Gate-induced magneto-oscillation phase anomalies in graphene bilayers

TL;DR

This paper investigates magneto-oscillations in graphene bilayers near the K and K' points, revealing gate-tunable phase anomalies and valley-dependent effects that differ from classical predictions.

Contribution

It introduces a quantum-mechanical analysis of magneto-oscillations in biased graphene bilayers, highlighting gate-tunable phase corrections and valley-dependent phase shifts.

Findings

Quantum oscillations are asymptotically periodic at high Landau levels.

Bias-induced inversion symmetry breaking causes phase anomalies in oscillations.

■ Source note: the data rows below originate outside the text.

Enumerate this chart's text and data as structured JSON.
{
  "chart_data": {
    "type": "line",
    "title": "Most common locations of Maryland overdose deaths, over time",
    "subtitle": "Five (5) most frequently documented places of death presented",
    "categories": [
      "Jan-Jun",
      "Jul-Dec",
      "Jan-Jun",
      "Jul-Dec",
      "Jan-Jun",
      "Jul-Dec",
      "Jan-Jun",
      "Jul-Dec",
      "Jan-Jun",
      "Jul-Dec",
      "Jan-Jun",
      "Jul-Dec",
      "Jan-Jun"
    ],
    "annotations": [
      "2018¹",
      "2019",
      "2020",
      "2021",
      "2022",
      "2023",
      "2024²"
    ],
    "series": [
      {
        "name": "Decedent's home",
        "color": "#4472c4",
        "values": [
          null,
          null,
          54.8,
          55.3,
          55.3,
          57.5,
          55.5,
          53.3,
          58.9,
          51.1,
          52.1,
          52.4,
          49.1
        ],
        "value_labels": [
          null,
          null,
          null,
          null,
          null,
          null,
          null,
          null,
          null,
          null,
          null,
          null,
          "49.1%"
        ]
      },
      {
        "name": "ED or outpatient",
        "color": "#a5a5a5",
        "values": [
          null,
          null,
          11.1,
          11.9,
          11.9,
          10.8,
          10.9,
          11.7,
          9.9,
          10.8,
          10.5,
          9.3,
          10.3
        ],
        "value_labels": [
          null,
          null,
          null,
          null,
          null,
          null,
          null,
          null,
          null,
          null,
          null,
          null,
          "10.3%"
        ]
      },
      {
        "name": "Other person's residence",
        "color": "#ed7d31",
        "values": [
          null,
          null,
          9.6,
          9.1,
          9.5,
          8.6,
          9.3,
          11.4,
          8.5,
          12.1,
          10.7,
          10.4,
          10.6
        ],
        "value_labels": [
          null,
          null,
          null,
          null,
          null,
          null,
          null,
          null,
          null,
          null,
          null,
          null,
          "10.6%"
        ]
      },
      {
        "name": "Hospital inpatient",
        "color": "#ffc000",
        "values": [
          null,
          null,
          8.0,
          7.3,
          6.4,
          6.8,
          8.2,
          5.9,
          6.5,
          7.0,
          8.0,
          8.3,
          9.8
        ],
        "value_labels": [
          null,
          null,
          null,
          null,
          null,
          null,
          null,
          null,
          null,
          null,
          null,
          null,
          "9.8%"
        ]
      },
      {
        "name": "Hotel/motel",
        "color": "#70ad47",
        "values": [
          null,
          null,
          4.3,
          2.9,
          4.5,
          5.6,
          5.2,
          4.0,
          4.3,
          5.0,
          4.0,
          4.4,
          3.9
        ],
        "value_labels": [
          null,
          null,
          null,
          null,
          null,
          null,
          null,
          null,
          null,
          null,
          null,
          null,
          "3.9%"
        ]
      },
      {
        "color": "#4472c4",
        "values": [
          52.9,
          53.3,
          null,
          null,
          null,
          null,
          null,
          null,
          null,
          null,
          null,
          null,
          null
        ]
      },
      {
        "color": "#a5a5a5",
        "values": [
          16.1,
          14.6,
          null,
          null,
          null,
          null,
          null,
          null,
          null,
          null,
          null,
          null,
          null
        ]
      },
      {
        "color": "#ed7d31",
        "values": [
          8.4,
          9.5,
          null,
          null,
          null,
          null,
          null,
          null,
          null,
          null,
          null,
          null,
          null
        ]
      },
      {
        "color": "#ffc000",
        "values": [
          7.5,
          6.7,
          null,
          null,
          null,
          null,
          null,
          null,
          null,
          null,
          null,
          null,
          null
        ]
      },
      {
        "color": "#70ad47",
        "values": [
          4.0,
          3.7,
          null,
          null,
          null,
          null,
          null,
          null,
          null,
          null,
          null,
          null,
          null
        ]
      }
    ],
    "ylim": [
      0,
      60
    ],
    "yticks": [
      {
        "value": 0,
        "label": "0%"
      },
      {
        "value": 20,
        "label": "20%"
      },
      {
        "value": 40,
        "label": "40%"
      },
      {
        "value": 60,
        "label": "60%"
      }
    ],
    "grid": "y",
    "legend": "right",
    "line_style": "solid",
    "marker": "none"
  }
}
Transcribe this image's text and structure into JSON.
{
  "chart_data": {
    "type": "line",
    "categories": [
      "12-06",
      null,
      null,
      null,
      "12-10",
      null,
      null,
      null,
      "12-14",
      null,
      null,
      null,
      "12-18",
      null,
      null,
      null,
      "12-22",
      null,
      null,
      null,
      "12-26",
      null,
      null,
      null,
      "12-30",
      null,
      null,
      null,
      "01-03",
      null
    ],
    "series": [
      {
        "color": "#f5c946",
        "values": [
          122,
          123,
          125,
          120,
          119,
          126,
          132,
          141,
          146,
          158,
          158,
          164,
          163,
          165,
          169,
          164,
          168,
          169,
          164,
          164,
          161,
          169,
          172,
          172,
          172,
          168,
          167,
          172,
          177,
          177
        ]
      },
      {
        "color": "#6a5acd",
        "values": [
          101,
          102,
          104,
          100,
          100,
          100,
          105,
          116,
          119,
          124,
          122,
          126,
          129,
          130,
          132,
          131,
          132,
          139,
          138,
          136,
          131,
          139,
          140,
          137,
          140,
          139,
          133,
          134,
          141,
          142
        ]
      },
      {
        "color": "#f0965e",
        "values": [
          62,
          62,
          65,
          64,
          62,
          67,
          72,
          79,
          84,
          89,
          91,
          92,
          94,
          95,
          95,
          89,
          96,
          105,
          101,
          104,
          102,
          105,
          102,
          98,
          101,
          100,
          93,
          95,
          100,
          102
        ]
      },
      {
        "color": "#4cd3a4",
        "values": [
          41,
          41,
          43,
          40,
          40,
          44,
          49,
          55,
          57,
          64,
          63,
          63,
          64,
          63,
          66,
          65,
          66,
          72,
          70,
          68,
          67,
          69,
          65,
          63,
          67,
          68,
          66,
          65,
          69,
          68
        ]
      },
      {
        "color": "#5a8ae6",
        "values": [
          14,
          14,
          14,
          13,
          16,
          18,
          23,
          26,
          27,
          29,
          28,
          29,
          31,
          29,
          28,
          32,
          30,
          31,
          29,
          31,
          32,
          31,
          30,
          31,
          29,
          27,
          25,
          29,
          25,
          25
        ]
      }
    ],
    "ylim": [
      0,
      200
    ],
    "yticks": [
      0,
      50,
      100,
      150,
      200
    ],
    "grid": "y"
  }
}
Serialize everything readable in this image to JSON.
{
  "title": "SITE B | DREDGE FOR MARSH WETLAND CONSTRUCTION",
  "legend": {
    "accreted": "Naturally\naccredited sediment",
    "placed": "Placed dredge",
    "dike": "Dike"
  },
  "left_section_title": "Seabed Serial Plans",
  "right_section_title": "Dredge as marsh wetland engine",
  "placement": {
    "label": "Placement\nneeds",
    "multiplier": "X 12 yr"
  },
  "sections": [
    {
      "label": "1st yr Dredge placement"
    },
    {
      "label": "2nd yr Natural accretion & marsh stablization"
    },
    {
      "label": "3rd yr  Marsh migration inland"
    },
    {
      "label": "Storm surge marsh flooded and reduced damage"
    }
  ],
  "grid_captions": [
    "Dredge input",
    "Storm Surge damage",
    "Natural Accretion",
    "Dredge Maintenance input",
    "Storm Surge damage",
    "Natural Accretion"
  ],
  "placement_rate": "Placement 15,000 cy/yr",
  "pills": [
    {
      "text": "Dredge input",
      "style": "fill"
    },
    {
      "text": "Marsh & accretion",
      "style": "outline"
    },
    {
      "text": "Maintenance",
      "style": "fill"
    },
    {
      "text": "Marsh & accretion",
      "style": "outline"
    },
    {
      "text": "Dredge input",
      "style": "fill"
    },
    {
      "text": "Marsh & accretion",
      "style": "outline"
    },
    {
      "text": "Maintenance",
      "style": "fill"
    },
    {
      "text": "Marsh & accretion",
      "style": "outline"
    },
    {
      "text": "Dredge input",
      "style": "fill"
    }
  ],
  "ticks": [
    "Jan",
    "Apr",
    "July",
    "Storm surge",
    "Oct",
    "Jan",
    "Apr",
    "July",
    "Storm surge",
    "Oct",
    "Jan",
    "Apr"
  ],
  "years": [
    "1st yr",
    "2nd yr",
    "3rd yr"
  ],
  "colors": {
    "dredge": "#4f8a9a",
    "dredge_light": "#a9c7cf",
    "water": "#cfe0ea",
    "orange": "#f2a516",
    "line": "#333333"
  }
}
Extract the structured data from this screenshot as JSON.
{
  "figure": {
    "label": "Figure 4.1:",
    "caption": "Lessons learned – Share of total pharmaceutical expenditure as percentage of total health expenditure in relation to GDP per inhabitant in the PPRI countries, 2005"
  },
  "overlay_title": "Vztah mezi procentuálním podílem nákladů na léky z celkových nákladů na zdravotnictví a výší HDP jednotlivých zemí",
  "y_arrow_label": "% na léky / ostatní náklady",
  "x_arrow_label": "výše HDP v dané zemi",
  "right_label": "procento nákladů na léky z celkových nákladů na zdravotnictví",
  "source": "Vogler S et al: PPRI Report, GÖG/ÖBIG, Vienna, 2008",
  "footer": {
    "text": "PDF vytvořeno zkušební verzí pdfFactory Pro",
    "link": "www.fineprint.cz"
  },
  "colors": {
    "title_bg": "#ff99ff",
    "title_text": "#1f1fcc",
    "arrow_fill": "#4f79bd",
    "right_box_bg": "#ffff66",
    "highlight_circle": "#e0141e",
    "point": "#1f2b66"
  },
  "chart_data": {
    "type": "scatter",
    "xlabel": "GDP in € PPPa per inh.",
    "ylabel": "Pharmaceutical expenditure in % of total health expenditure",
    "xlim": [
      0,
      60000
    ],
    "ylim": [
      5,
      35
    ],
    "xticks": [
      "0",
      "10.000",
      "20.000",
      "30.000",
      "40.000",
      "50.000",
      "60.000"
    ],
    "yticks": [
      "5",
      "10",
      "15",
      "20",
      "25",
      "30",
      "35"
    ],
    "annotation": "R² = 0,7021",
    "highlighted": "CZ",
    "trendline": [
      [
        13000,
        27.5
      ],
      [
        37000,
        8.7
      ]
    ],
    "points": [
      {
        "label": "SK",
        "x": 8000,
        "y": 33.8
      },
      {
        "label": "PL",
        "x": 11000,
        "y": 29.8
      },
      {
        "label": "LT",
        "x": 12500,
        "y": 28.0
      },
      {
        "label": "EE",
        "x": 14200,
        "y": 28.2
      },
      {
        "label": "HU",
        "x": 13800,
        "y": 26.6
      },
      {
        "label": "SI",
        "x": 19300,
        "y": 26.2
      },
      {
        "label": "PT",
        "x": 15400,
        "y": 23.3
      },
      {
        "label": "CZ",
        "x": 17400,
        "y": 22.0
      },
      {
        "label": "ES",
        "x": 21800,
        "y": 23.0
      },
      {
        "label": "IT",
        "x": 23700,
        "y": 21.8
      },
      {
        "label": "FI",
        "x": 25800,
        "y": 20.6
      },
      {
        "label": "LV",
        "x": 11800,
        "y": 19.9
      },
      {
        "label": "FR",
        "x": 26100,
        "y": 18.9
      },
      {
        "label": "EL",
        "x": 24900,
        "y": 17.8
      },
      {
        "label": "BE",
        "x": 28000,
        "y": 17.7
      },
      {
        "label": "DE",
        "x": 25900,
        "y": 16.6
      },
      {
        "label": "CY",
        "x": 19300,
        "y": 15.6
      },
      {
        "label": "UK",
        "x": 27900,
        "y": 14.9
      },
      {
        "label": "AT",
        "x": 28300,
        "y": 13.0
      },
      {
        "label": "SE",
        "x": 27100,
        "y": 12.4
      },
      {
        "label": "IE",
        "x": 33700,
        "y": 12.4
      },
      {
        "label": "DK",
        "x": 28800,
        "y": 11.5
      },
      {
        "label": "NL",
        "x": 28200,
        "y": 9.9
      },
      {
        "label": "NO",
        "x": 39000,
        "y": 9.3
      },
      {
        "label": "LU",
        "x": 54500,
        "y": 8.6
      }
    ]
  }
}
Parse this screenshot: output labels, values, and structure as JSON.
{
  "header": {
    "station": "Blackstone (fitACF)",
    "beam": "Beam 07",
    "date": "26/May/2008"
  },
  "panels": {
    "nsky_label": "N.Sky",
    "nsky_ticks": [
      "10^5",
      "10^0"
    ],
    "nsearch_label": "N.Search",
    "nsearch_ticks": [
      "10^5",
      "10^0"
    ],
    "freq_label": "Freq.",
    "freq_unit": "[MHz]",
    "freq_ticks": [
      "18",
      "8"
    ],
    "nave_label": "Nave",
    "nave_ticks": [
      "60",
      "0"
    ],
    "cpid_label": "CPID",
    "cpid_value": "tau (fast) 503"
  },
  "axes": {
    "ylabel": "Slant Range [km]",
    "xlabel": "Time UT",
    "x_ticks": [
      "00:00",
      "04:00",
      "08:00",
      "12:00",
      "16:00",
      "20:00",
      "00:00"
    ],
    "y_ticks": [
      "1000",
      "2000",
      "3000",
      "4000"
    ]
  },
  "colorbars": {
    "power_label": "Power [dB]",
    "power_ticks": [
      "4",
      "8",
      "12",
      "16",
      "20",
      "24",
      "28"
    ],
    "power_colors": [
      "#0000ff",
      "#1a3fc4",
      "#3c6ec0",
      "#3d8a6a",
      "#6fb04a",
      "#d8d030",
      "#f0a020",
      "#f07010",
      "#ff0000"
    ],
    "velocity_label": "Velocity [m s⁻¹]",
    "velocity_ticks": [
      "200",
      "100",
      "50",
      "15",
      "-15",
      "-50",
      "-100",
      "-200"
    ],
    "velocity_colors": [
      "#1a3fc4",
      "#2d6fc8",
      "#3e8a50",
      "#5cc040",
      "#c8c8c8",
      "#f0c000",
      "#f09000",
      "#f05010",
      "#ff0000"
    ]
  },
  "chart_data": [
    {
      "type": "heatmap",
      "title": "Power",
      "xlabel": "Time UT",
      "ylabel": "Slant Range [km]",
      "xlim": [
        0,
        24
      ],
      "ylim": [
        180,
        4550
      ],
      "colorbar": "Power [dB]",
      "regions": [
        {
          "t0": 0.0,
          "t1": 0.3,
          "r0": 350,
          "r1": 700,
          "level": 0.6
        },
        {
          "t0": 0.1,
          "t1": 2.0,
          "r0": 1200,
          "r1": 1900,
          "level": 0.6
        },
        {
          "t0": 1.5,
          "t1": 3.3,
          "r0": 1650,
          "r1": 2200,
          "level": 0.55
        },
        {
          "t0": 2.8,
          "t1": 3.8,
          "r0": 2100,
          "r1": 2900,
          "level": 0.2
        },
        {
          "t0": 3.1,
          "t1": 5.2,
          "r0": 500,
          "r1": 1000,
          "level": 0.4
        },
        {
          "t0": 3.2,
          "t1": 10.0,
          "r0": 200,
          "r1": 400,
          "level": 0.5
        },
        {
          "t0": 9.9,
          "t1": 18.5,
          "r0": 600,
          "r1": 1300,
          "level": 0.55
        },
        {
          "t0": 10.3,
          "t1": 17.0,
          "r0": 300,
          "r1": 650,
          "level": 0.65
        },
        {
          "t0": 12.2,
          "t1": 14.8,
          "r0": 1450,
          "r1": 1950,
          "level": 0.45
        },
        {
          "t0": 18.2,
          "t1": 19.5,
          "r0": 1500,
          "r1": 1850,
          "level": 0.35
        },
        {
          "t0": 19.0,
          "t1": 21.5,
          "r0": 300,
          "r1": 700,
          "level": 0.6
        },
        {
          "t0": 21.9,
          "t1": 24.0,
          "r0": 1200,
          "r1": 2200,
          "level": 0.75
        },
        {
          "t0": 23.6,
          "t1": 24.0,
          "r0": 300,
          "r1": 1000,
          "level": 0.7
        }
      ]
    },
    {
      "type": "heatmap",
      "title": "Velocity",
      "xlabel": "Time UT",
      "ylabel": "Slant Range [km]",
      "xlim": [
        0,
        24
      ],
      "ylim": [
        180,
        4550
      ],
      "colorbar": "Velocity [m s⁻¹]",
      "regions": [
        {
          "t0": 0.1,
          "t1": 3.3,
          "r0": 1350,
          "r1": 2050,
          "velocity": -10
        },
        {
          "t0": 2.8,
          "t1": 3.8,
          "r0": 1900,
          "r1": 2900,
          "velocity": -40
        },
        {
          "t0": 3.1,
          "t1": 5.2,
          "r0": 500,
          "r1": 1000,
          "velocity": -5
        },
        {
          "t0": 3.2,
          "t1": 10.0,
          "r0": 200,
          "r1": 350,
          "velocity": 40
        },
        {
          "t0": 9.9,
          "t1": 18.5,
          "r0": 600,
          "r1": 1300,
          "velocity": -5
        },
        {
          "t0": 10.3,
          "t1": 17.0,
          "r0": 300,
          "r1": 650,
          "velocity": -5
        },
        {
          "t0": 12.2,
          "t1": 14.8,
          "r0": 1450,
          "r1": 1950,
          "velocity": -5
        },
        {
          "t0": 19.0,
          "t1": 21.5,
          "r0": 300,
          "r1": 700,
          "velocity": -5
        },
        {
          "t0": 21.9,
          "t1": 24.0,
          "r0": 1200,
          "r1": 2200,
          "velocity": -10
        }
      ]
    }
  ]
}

Valley-dependent phase shifts lead to two distinct oscillation series with the same frequency.

Abstract

The magneto-oscillations in graphene bilayers are studied in the vicinity of the K and K' points of the Brillouin zone within the four-band continuum model ased on the simplest tight-binding approximation involving only the nearest neighbor interactions. The model is employed to construct Landau plots for a variety of carrier concentrations and bias strengths between the graphene planes. The quantum-mechanical and quasiclassical approaches are compared. We found that the quantum magneto-oscillations are only asymptotically periodic and reach the frequencies predicted quasiclassically for high indices of Landau levels. In unbiased bilayers the phase of oscillations is equal to the phase of massive fermions. Anomalous behavior of oscillation phases was found in biased bilayers with broken inversion symmetry. The oscillation frequencies again tend to quasiclassically predicted ones, which are the same for $K$ and $K'$, but the quantum approach yields the gate-tunable corrections to oscillation phases, which differ in sign for K and K'. These valley-dependent phase corrections give rise, instead of a single quasiclassical series of oscillations, to two series with the same frequency but shifted in phase.